Iranian journalist Mohammad Mosaed has been awarded a Committee to Protect Journalists International Press Freedom Award for his critical reporting, including exposing the Iranian government’s mishandling of the coronavirus, corruption revelations and authorities’ crackdown on protesters in November 2019.
All four have faced arrest or criminal prosecution as punishment for their work as journalists.
Joel Simon, CPJ executive director, praised Mosaed and the other journalists. “They understood that they would confront powerful forces, enemies of the truth, who would try to stop them from doing their work. What they did not foresee was COVID-19. The global pandemic has not only made their jobs more difficult and dangerous, it has fueled a ferocious press freedom crackdown as autocratic leaders around the world suppress unwelcome news under the guise of protecting public health.”

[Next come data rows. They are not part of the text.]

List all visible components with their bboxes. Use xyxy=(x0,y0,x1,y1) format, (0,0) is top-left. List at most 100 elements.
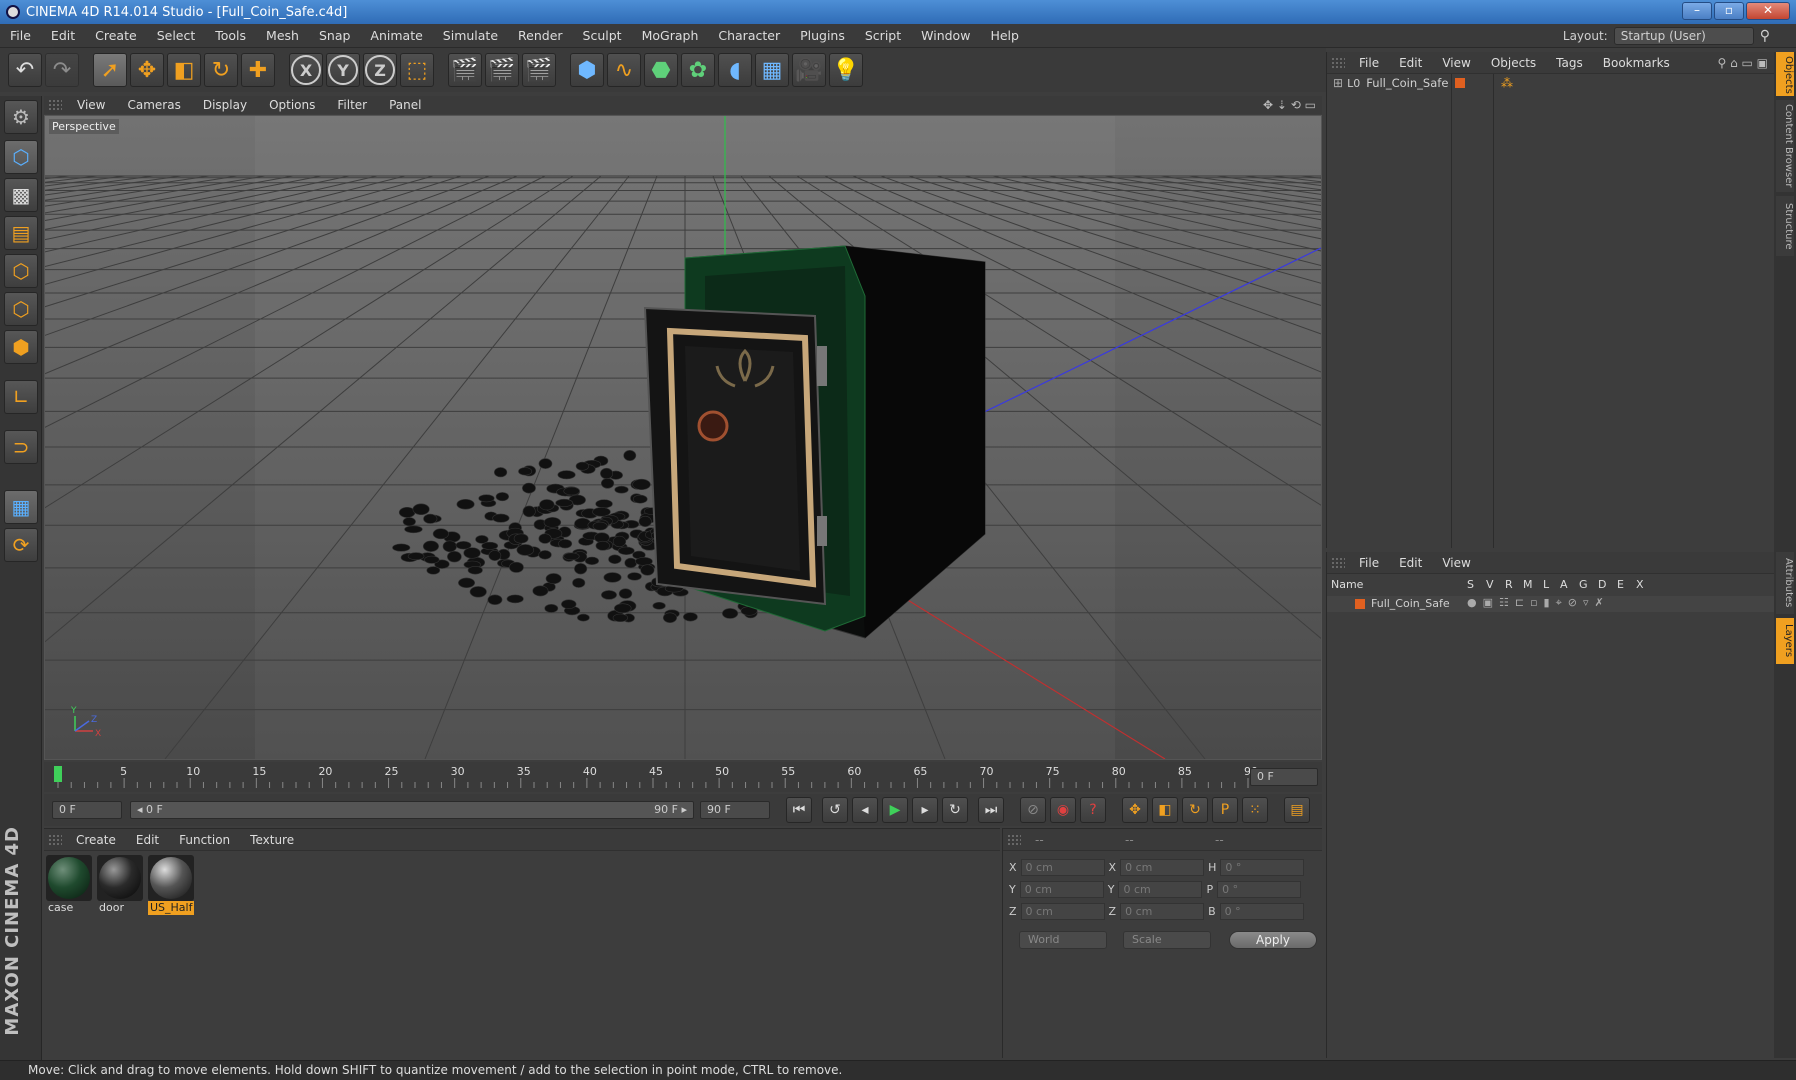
vp-menu-cameras[interactable]: Cameras xyxy=(116,98,191,112)
material-door[interactable]: door xyxy=(97,855,143,917)
tab-objects[interactable]: Objects xyxy=(1776,52,1794,96)
obj-menu-edit[interactable]: Edit xyxy=(1389,56,1432,70)
vp-menu-panel[interactable]: Panel xyxy=(378,98,432,112)
current-frame-field[interactable]: 0 F xyxy=(1250,768,1318,786)
grid-lock-icon[interactable]: ▦ xyxy=(4,490,38,524)
obj-menu-objects[interactable]: Objects xyxy=(1481,56,1546,70)
size-z-field[interactable]: 0 cm xyxy=(1120,903,1205,920)
apply-button[interactable]: Apply xyxy=(1229,931,1317,949)
layer-menu-edit[interactable]: Edit xyxy=(1389,556,1432,570)
material-case[interactable]: case xyxy=(46,855,92,917)
frame-range-slider[interactable]: ◂ 0 F 90 F ▸ xyxy=(130,801,694,819)
key-rotation-icon[interactable]: ↻ xyxy=(1182,797,1208,823)
x-axis-lock-icon[interactable]: X xyxy=(289,53,323,87)
obj-toolbar-icons[interactable]: ⚲ ⌂ ▭ ▣ xyxy=(1717,56,1768,70)
material-us-half[interactable]: US_Half xyxy=(148,855,194,917)
obj-menu-file[interactable]: File xyxy=(1349,56,1389,70)
previous-frame-icon[interactable]: ◂ xyxy=(852,797,878,823)
floor-icon[interactable]: ▦ xyxy=(755,53,789,87)
points-mode-icon[interactable]: ⬡ xyxy=(4,254,38,288)
menu-create[interactable]: Create xyxy=(85,28,147,43)
workplane-icon[interactable]: ▤ xyxy=(4,216,38,250)
play-icon[interactable]: ▶ xyxy=(882,797,908,823)
key-parameter-icon[interactable]: P xyxy=(1212,797,1238,823)
grip-icon[interactable] xyxy=(48,99,62,111)
menu-simulate[interactable]: Simulate xyxy=(433,28,508,43)
position-z-field[interactable]: 0 cm xyxy=(1020,903,1105,920)
cloner-icon[interactable]: ✿ xyxy=(681,53,715,87)
menu-sculpt[interactable]: Sculpt xyxy=(573,28,632,43)
key-position-icon[interactable]: ✥ xyxy=(1122,797,1148,823)
record-active-icon[interactable]: ◉ xyxy=(1050,797,1076,823)
texture-mode-icon[interactable]: ▩ xyxy=(4,178,38,212)
start-frame-field[interactable]: 0 F xyxy=(52,801,122,819)
live-selection-icon[interactable]: ➚ xyxy=(93,53,127,87)
vp-menu-display[interactable]: Display xyxy=(192,98,258,112)
menu-mograph[interactable]: MoGraph xyxy=(632,28,709,43)
mat-menu-create[interactable]: Create xyxy=(66,833,126,847)
layer-menu-view[interactable]: View xyxy=(1432,556,1480,570)
camera-icon[interactable]: 🎥 xyxy=(792,53,826,87)
y-axis-lock-icon[interactable]: Y xyxy=(326,53,360,87)
grip-icon[interactable] xyxy=(1331,56,1345,69)
autokey-icon[interactable]: ? xyxy=(1080,797,1106,823)
rotation-b-field[interactable]: 0 ° xyxy=(1219,903,1304,920)
mat-menu-edit[interactable]: Edit xyxy=(126,833,169,847)
next-key-icon[interactable]: ↻ xyxy=(942,797,968,823)
tab-layers[interactable]: Layers xyxy=(1776,618,1794,664)
mat-menu-function[interactable]: Function xyxy=(169,833,240,847)
tab-structure[interactable]: Structure xyxy=(1776,196,1794,256)
scale-icon[interactable]: ◧ xyxy=(167,53,201,87)
expand-icon[interactable]: ⊞ xyxy=(1333,76,1343,90)
menu-plugins[interactable]: Plugins xyxy=(790,28,855,43)
subdivision-icon[interactable]: ⬣ xyxy=(644,53,678,87)
maximize-button[interactable]: ▫ xyxy=(1714,2,1744,20)
position-x-field[interactable]: 0 cm xyxy=(1020,859,1105,876)
rotate-icon[interactable]: ↻ xyxy=(204,53,238,87)
rotation-h-field[interactable]: 0 ° xyxy=(1220,859,1305,876)
add-icon[interactable]: ✚ xyxy=(241,53,275,87)
end-frame-field[interactable]: 90 F xyxy=(700,801,770,819)
menu-tools[interactable]: Tools xyxy=(205,28,256,43)
spline-pen-icon[interactable]: ∿ xyxy=(607,53,641,87)
previous-key-icon[interactable]: ↺ xyxy=(822,797,848,823)
menu-character[interactable]: Character xyxy=(708,28,790,43)
move-icon[interactable]: ✥ xyxy=(130,53,164,87)
go-to-start-icon[interactable]: ⏮ xyxy=(786,797,812,823)
menu-snap[interactable]: Snap xyxy=(309,28,360,43)
tag-icon[interactable]: ⁂ xyxy=(1501,76,1513,90)
timeline-window-icon[interactable]: ▤ xyxy=(1284,797,1310,823)
search-icon[interactable]: ⚲ xyxy=(1760,28,1770,44)
coordinate-space-select[interactable]: World xyxy=(1019,931,1107,949)
obj-menu-bookmarks[interactable]: Bookmarks xyxy=(1593,56,1680,70)
light-icon[interactable]: 💡 xyxy=(829,53,863,87)
menu-render[interactable]: Render xyxy=(508,28,573,43)
cube-icon[interactable]: ⬢ xyxy=(570,53,604,87)
model-mode-icon[interactable]: ⬡ xyxy=(4,140,38,174)
close-button[interactable]: ✕ xyxy=(1746,2,1790,20)
menu-help[interactable]: Help xyxy=(980,28,1029,43)
snap-icon[interactable]: ⟳ xyxy=(4,528,38,562)
menu-mesh[interactable]: Mesh xyxy=(256,28,309,43)
mat-menu-texture[interactable]: Texture xyxy=(240,833,304,847)
layout-select[interactable]: Startup (User) xyxy=(1613,27,1754,45)
grip-icon[interactable] xyxy=(48,833,62,846)
make-editable-icon[interactable]: ⚙ xyxy=(4,100,38,134)
render-settings-icon[interactable]: 🎬 xyxy=(522,53,556,87)
menu-edit[interactable]: Edit xyxy=(41,28,85,43)
grip-icon[interactable] xyxy=(1007,833,1021,846)
magnet-icon[interactable]: ⊃ xyxy=(4,430,38,464)
layer-row[interactable]: Full_Coin_Safe ●▣☷⊏▫▮⌖⊘▿✗ xyxy=(1327,596,1775,612)
menu-select[interactable]: Select xyxy=(147,28,206,43)
rotation-p-field[interactable]: 0 ° xyxy=(1217,881,1302,898)
size-mode-select[interactable]: Scale xyxy=(1123,931,1211,949)
vp-menu-options[interactable]: Options xyxy=(258,98,326,112)
menu-animate[interactable]: Animate xyxy=(360,28,432,43)
grip-icon[interactable] xyxy=(1331,556,1345,569)
next-frame-icon[interactable]: ▸ xyxy=(912,797,938,823)
timeline-ruler[interactable]: 051015202530354045505560657075808590 0 F xyxy=(44,762,1322,792)
menu-script[interactable]: Script xyxy=(855,28,911,43)
layer-flag-icons[interactable]: ●▣☷⊏▫▮⌖⊘▿✗ xyxy=(1467,596,1610,610)
key-pla-icon[interactable]: ⁙ xyxy=(1242,797,1268,823)
z-axis-lock-icon[interactable]: Z xyxy=(363,53,397,87)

Mosaed is a freelance journalist working on economic issues, including corruption, protests, sanctions, and workers’ rights. He was briefly arrested in February 2020 after criticizing the Iranian government’s handling of the coronavirus, and for questioning political bias in Iran’s parliamentary elections, which he identified as having very few reformist candidates,
He had previously worked for the prominent reformist newspaper Shargh, but was forced to resign in July 2019 after he reported about the alleged corrupt practices of Mohammad Shariatmadari, who was deputy minister for labor and social welfare at the time. His case was covered by another newspaper, Hamdali, which ran the headline “Mohammad Shariatmadari devours journalists!” and said Mosaed had been pressured by the government after he blew the whistle on Shariatmadari’s activities. Since then, he has mainly published news and reports on social media including Twitter and Telegram.
November 2019 Protests
When the government suddenly hiked gasoline prices in November 2019, Mosaed was one of many to voice outrage on social media. As protests broke out across the country, the government shut down the internet to stop people from organizing demonstrations, and to control the information they shared. Mosaed was briefly able to go online and tweeted:
“Knock, Knock, Hello free world! I used 42 proxies to write this. Millions of Iranians do not have internet access. Do you hear our voice?”
On November 22, intelligence agents from the Revolutionary Guards arrested him at his house, took him to prison in Gilan province and transferred him a day later to Evin Prison in Tehran. He was later released after paying bail.